Цзинь Гуанъяо не одобрял и был против.
Цзян Чэн плевать хотел.
Поэтому сейчас, собираясь на ночную охоту, он подгонял племянника.
Ночной лес всегда успокаивал. Цзинь Лин молча шагал рядом с луком в руках, впереди резво бежала Фея — подарок Цзинь Гуанъяо, чтобы защищала.
Адепты в белых одеждах предстали на пути. Цзян Чэн и рад был бы пройти мимо, но Лань Ванцзи, ищущий во главе стайки подростков, поклонился ему первый.
Цзян Чэн скрипнул зубами и тоже поклонился. Колкий взгляд Ланя мазнул по коже, выражая неприязнь. Будь они сейчас наедине, Лань Чжань наверняка бы напал на него, желая убить.
Убить убийцу.
Забавно.
— Идём, А-Лин, — Чэн потянул племянника в сторону, и тот неохотно поддался.
Фея облизав, кажется, руки всех адептов клана Лань, пошла следом. Цзинь Лин следовал за дядей неохото, сопя под нос и дуя губы, и как бы Цзян Чэн не старался игнорировать это, мальчишка не прекращал.
— Я хотел остаться с Сычжуем и Цзинъи.
Цзян Чэн покосился на мальчишку через плечо и закатил глаза.
— Лани высокомерны. Не хочу, чтобы ты общался с ними.
Фыркнув, Цзинь Лин поравнялся со старшим.
— Почему ты так не любишь клан Лань? Они же, — мальчишка задумался, — не столь высокомерны, насколько высокомерен ты, дядя.
Фея, шедшая промеж ними, звонко гавкнула и устремилась вперёд. Цзян Чэн бросил недовольный взгляд на племянника.
— Тебе ли рассуждать об этом, мальчишка? Смотришь на Лань Сычжуя, как на божество, и...
— Дядя!
Цзян Чэн громко усмехнулся.
— От чего такое волнение, А-Лин? Ты уже достаточно взрослый для таких дел. Быть может, — старший омега поднёс палец к губам и задумчиво постучал по ним, — сосватать тебя?
Вспыхнувшее лицо наследника Цзинь выглядело донельзя смешно, поэтому Цзян Чэн не сдержал смеха, на что мальчишка возмущённо вздернул руками.
— Дядя! — снова недовольно бросил он. — Ты не выносим! Фея?! Фея, мы уходим!
Собака белым вихрем помчалась за Цзинь Лином под несмолкаемый смех его дяди.
Вопреки всем шуткам, Цзян Чэн думал о сватовстве. Цзинь Лин взрослел, мужал, и как бы не хотел этого признавать, нуждался в поддержке.

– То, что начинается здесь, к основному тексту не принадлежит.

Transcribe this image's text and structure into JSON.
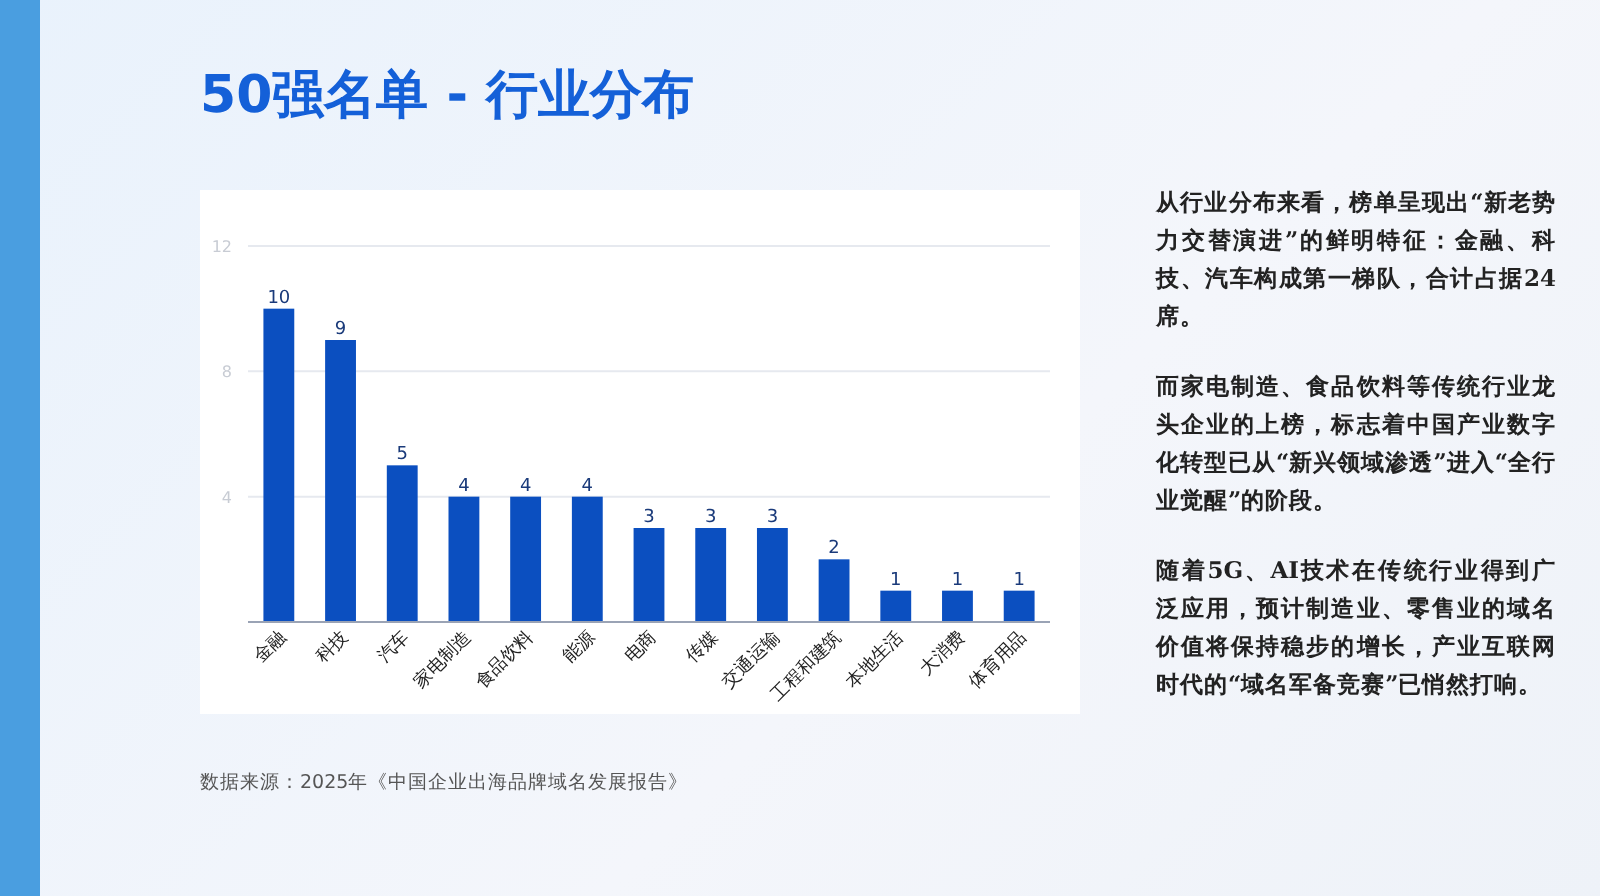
{
  "chart_data": {
    "type": "bar",
    "title": "50强名单 - 行业分布",
    "categories": [
      "金融",
      "科技",
      "汽车",
      "家电制造",
      "食品饮料",
      "能源",
      "电商",
      "传媒",
      "交通运输",
      "工程和建筑",
      "本地生活",
      "大消费",
      "体育用品"
    ],
    "values": [
      10,
      9,
      5,
      4,
      4,
      4,
      3,
      3,
      3,
      2,
      1,
      1,
      1
    ],
    "color": "#0b4fc0",
    "ylim": [
      0,
      12
    ],
    "yticks": [
      4,
      8,
      12
    ],
    "grid": "y",
    "data_labels": true,
    "annotations": [
      "从行业分布来看，榜单呈现出“新老势力交替演进”的鲜明特征：金融、科技、汽车构成第一梯队，合计占据24席。",
      "而家电制造、食品饮料等传统行业龙头企业的上榜，标志着中国产业数字化转型已从“新兴领域渗透”进入“全行业觉醒”的阶段。",
      "随着5G、AI技术在传统行业得到广泛应用，预计制造业、零售业的域名价值将保持稳步的增长，产业互联网时代的“域名军备竞赛”已悄然打响。",
      "数据来源：2025年《中国企业出海品牌域名发展报告》"
    ]
  }
}
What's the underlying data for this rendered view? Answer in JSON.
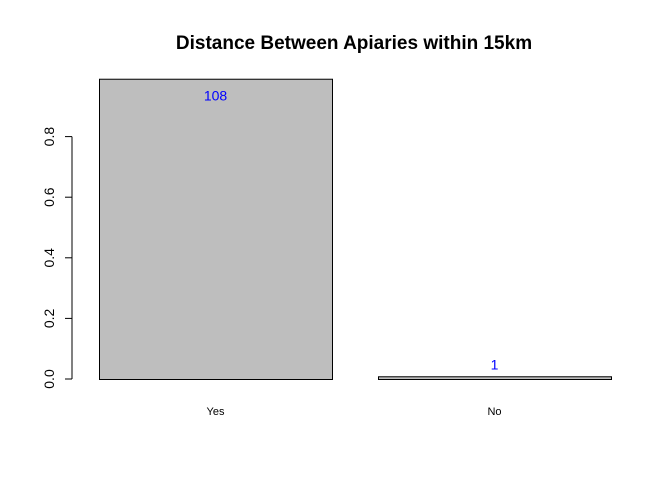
{
  "chart_data": {
    "type": "bar",
    "title": "Distance Between Apiaries within 15km",
    "xlabel": "",
    "ylabel": "",
    "categories": [
      "Yes",
      "No"
    ],
    "values": [
      0.991,
      0.009
    ],
    "data_labels": [
      "108",
      "1"
    ],
    "ylim": [
      0,
      1
    ],
    "yticks": [
      0.0,
      0.2,
      0.4,
      0.6,
      0.8
    ],
    "ytick_labels": [
      "0.0",
      "0.2",
      "0.4",
      "0.6",
      "0.8"
    ],
    "bar_color": "#bebebe",
    "bar_border_color": "#000000",
    "data_label_color": "#0000ff",
    "grid": false,
    "legend": "none"
  }
}
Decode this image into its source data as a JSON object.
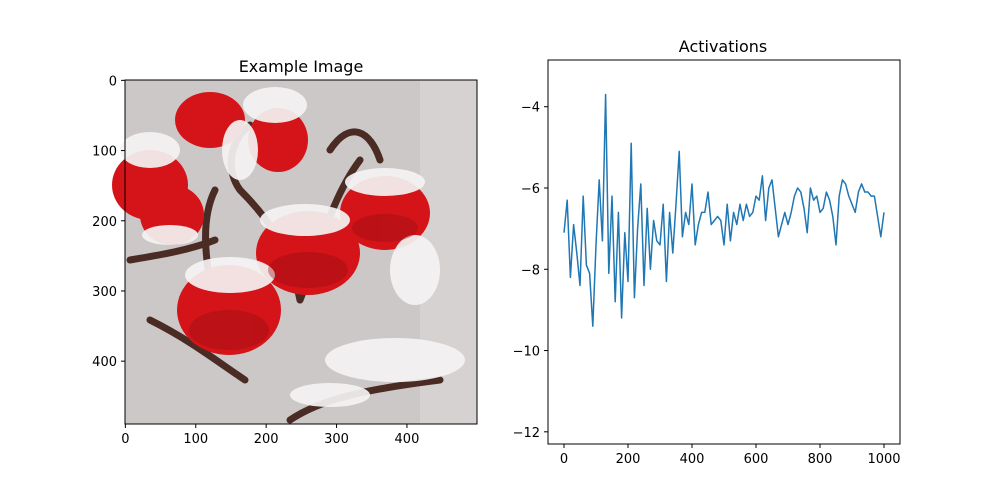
{
  "figure": {
    "background": "#ffffff"
  },
  "image_panel": {
    "title": "Example Image",
    "x_ticks": [
      0,
      100,
      200,
      300,
      400
    ],
    "y_ticks": [
      0,
      100,
      200,
      300,
      400
    ],
    "x_range": [
      0,
      499
    ],
    "y_range": [
      0,
      489
    ],
    "colors": {
      "background": "#cdc8c8",
      "berry": "#d41419",
      "berry_dark": "#8e0b10",
      "snow": "#f5f3f3",
      "stem": "#4a2c24"
    }
  },
  "chart_data": [
    {
      "type": "line",
      "title": "Activations",
      "xlabel": "",
      "ylabel": "",
      "xlim": [
        -50,
        1050
      ],
      "ylim": [
        -12.3,
        -2.85
      ],
      "x_ticks": [
        0,
        200,
        400,
        600,
        800,
        1000
      ],
      "y_ticks": [
        -12,
        -10,
        -8,
        -6,
        -4
      ],
      "grid": false,
      "series": [
        {
          "color": "#1f77b4",
          "x_step": 10,
          "values": [
            -7.1,
            -6.3,
            -8.2,
            -6.9,
            -7.6,
            -8.4,
            -6.2,
            -7.9,
            -8.1,
            -9.4,
            -7.4,
            -5.8,
            -7.3,
            -3.7,
            -8.1,
            -6.2,
            -8.8,
            -6.6,
            -9.2,
            -7.1,
            -8.3,
            -4.9,
            -8.7,
            -7.0,
            -5.9,
            -8.4,
            -6.5,
            -8.0,
            -6.8,
            -7.3,
            -7.4,
            -6.4,
            -8.3,
            -6.6,
            -7.6,
            -6.4,
            -5.1,
            -7.2,
            -6.6,
            -6.9,
            -5.9,
            -7.4,
            -6.9,
            -6.6,
            -6.6,
            -6.1,
            -6.9,
            -6.8,
            -6.7,
            -6.8,
            -7.4,
            -6.4,
            -7.3,
            -6.6,
            -6.9,
            -6.4,
            -6.8,
            -6.4,
            -6.7,
            -6.6,
            -6.2,
            -6.3,
            -5.7,
            -6.8,
            -6.0,
            -5.8,
            -6.5,
            -7.2,
            -6.9,
            -6.6,
            -6.9,
            -6.6,
            -6.2,
            -6.0,
            -6.1,
            -6.5,
            -7.1,
            -6.0,
            -6.3,
            -6.2,
            -6.6,
            -6.5,
            -6.1,
            -6.3,
            -6.7,
            -7.4,
            -6.2,
            -5.8,
            -5.9,
            -6.2,
            -6.4,
            -6.6,
            -6.1,
            -5.9,
            -6.1,
            -6.1,
            -6.2,
            -6.2,
            -6.7,
            -7.2,
            -6.6
          ]
        }
      ]
    }
  ]
}
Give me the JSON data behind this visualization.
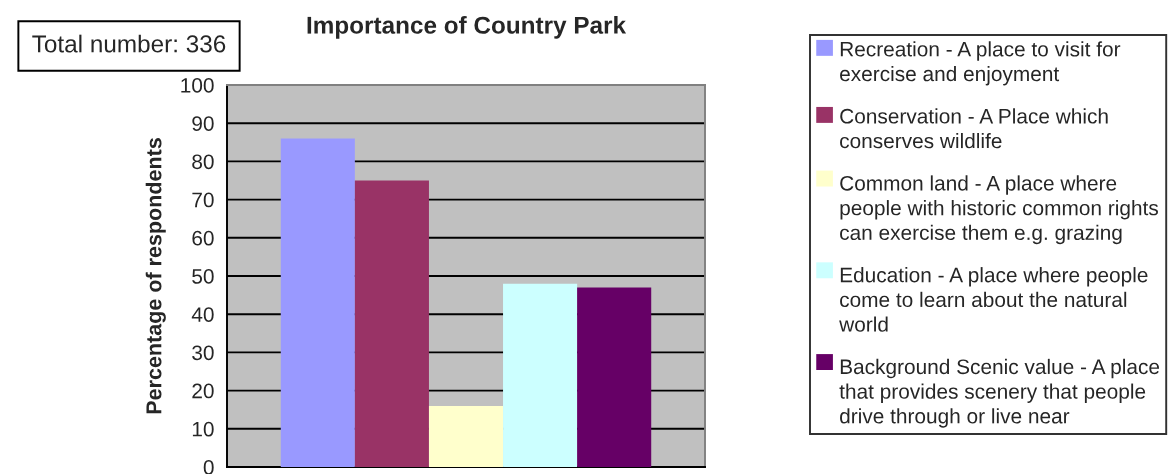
{
  "chart_data": {
    "type": "bar",
    "title": "Importance of Country Park",
    "ylabel": "Percentage of respondents",
    "annotations": [
      "Total number: 336"
    ],
    "categories": [
      null
    ],
    "series": [
      {
        "name": "Recreation - A place to visit for\nexercise and enjoyment",
        "color": "#9999ff",
        "values": [
          86
        ]
      },
      {
        "name": "Conservation - A Place which\nconserves wildlife",
        "color": "#993366",
        "values": [
          75
        ]
      },
      {
        "name": "Common land - A place where\npeople with historic common rights\ncan exercise them e.g. grazing",
        "color": "#ffffcc",
        "values": [
          16
        ]
      },
      {
        "name": "Education - A place where people\ncome to learn about the natural\nworld",
        "color": "#ccffff",
        "values": [
          48
        ]
      },
      {
        "name": "Background Scenic value - A place\nthat provides scenery that people\ndrive through or live near",
        "color": "#660066",
        "values": [
          47
        ]
      }
    ],
    "ylim": [
      0,
      100
    ],
    "yticks": [
      0,
      10,
      20,
      30,
      40,
      50,
      60,
      70,
      80,
      90,
      100
    ],
    "grid": "y",
    "legend": "right"
  }
}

Он был наследником двух кланов, с дядями-главами, но он был омегой. Цзян Чэн не хотел спешить со сватовством, нет. Но уже присматривался с талантливым адептам из клана Цзян. Хотелось видеть рядом с А-Лином достойного, сильного, готового терпеть все выходки мальчишки, альфу.

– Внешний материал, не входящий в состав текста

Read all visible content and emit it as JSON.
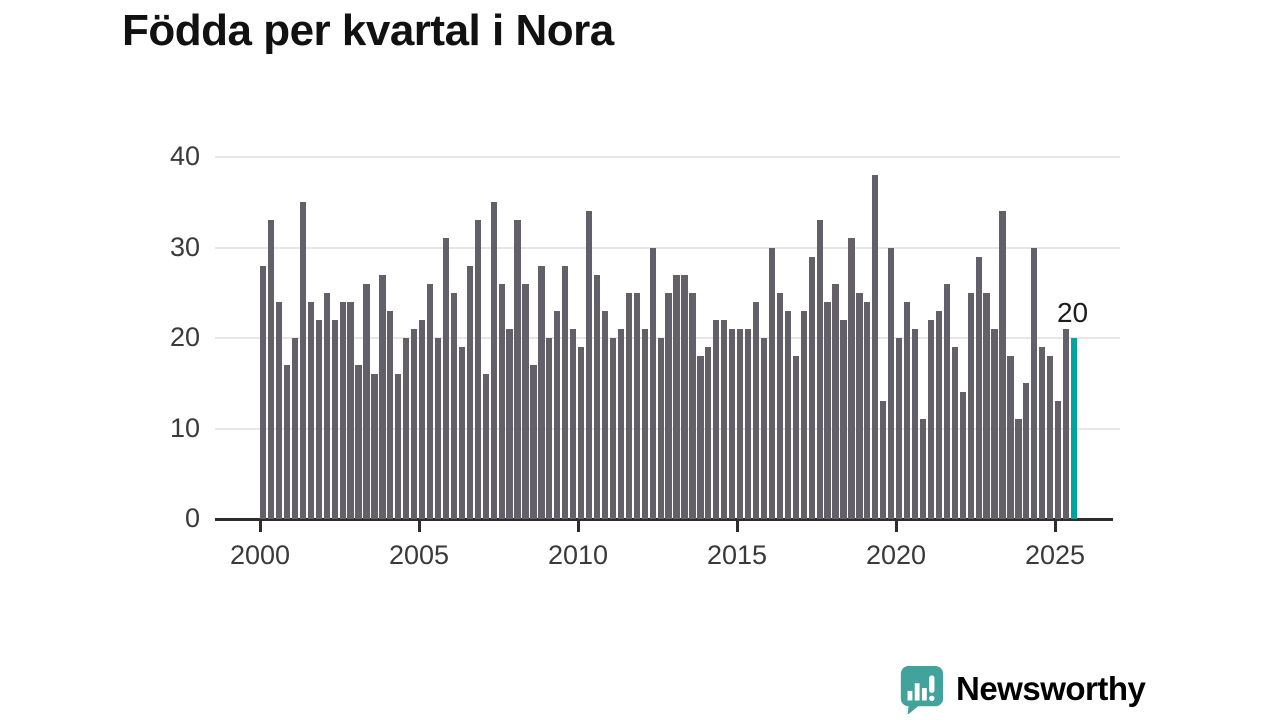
{
  "title": "Födda per kvartal i Nora",
  "colors": {
    "bar": "#636069",
    "highlight": "#00a39e",
    "grid": "#e7e7e7",
    "axis": "#2d2d2d",
    "tick_label": "#3a3a3a",
    "title": "#111111",
    "logo": "#41a39c"
  },
  "logo": {
    "text": "Newsworthy",
    "icon": "speech-bubble-bar-chart-icon"
  },
  "chart_data": {
    "type": "bar",
    "title": "Födda per kvartal i Nora",
    "x_start": "2000 Q1",
    "x_end": "2025 Q3",
    "x_tick_labels": [
      "2000",
      "2005",
      "2010",
      "2015",
      "2020",
      "2025"
    ],
    "y_ticks": [
      0,
      10,
      20,
      30,
      40
    ],
    "ylim": [
      0,
      40
    ],
    "grid": true,
    "legend": false,
    "highlight_last_bar": true,
    "last_value_label": "20",
    "values": [
      28,
      33,
      24,
      17,
      20,
      35,
      24,
      22,
      25,
      22,
      24,
      24,
      17,
      26,
      16,
      27,
      23,
      16,
      20,
      21,
      22,
      26,
      20,
      31,
      25,
      19,
      28,
      33,
      16,
      35,
      26,
      21,
      33,
      26,
      17,
      28,
      20,
      23,
      28,
      21,
      19,
      34,
      27,
      23,
      20,
      21,
      25,
      25,
      21,
      30,
      20,
      25,
      27,
      27,
      25,
      18,
      19,
      22,
      22,
      21,
      21,
      21,
      24,
      20,
      30,
      25,
      23,
      18,
      23,
      29,
      33,
      24,
      26,
      22,
      31,
      25,
      24,
      38,
      13,
      30,
      20,
      24,
      21,
      11,
      22,
      23,
      26,
      19,
      14,
      25,
      29,
      25,
      21,
      34,
      18,
      11,
      15,
      30,
      19,
      18,
      13,
      21,
      20
    ]
  }
}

В тишине ночного леса было приятно прогуливаться. Цзян Чэн задумчиво шёл между деревьями, прислушиваясь к каждому звуку. Последние дни охота не была столь удачна, как раньше, в те времена, когда был жив Вэй Ин. Тот мастерски умел найти неприятности на свою голову, и Цзян Чэну, как старшему м более ответственному, приходилось с этим разбираться.
Тихие шаги вырвали из мыслей. Белоснежные одежды неожиданно предстали перед глазами, и Цзян Ваньинь замер, смотря на возникшего перед ним Лань Сичэня. Тот медленно поклонился ему, и Цзян Чэн неловко склонился в ответ, чувствуя растерянность и в тоже время сильнейшую напряжённость.

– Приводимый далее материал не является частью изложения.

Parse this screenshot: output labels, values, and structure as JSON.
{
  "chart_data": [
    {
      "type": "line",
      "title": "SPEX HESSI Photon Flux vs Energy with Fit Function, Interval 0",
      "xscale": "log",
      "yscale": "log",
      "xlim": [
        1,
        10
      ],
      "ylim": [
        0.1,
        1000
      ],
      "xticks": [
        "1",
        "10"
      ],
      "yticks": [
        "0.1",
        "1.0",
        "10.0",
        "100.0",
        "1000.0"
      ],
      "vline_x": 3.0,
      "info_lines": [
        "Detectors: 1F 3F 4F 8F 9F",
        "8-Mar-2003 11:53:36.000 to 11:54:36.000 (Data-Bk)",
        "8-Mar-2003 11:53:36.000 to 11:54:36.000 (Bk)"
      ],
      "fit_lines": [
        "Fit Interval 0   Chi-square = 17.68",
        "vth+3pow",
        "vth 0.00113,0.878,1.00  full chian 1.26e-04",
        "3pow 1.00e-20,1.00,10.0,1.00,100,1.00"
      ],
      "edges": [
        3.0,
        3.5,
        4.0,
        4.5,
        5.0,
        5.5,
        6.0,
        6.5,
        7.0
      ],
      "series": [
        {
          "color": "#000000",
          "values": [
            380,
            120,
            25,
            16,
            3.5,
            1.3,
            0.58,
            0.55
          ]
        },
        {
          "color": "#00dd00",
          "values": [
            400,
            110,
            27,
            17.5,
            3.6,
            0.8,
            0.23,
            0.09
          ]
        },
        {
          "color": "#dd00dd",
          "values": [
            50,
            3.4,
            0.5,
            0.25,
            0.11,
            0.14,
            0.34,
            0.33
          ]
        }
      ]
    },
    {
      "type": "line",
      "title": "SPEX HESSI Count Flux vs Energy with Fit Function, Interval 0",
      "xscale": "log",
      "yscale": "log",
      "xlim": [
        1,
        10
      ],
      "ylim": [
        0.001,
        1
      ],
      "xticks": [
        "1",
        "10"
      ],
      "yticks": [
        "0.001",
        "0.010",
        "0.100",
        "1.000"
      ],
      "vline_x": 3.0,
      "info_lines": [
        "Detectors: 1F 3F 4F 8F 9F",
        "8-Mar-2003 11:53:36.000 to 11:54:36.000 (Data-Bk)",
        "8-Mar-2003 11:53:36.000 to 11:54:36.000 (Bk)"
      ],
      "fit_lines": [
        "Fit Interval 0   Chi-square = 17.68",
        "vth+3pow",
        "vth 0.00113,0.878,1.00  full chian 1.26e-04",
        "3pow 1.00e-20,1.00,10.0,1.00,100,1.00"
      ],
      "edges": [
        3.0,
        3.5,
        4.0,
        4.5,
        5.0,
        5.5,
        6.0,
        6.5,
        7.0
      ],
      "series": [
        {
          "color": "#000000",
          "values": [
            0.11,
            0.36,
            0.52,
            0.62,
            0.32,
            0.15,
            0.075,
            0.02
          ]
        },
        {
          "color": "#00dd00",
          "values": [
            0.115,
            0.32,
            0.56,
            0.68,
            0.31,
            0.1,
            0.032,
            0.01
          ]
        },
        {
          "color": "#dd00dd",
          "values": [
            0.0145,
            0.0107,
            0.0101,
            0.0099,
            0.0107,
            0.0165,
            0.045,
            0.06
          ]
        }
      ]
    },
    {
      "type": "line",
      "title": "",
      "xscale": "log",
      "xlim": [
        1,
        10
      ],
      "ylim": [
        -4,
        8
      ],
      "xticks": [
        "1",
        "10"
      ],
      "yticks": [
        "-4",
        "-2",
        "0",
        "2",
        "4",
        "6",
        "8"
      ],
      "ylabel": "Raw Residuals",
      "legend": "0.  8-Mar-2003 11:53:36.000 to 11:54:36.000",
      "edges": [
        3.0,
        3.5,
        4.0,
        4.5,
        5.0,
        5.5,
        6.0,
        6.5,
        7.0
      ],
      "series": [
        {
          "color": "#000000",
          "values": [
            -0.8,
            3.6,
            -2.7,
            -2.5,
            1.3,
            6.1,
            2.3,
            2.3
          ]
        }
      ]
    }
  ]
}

С момента встречи в Башне Кои прошло порядка полугода.
— Глава Цзян, — произнёс Сичэнь ровным голосом, складывая руки за спиной, — не ожидал встретить Вас.
Вас.
Холодный тон неприятно касается кожи, на что Цзян Чэн натянуто улыбается, чувствуя, как сердце начинает стучать быстрее.
— Вышел с племянником на охоту. А вы, глава Лань, почему блуждаете здесь в гордом одиночестве?
Альфа улыбается уголками губ, осматриваясь по сторонам.
— Вышел на охоту с юными адептами и братом. Но, как Вы знаете, юноши сейчас очень шумные, и у меня несколько разболелась голова.
Цзян Чэн кивнул, сжимая рукоять Саньду от волнения. Язык моментально присох к нëбу, а ладони взмолкли, словно он сейчас был не взрослым самодостаточным главой клана, а слабым и нуждающимся омегой. И, знаю боги, как же он это ненавидит.
Сичэнь смотрит на него сдержанно и уверенно, и Чэн злится на него за это. Его должны ненавидеть! Он отказал, выставив альфу прочь... А перед глазами, как назло, возникло давнее воспоминание: он, в саду Гусу, прижатый к стене, и Сичень, целующий его впервые — ласково, нежно, осторожно. Там, в тени старых сакур, они впервые поняли, что значит, когда кто-то касается тебя так... Так сладко, желанно, до дрожи в коленях и жара во всём теле.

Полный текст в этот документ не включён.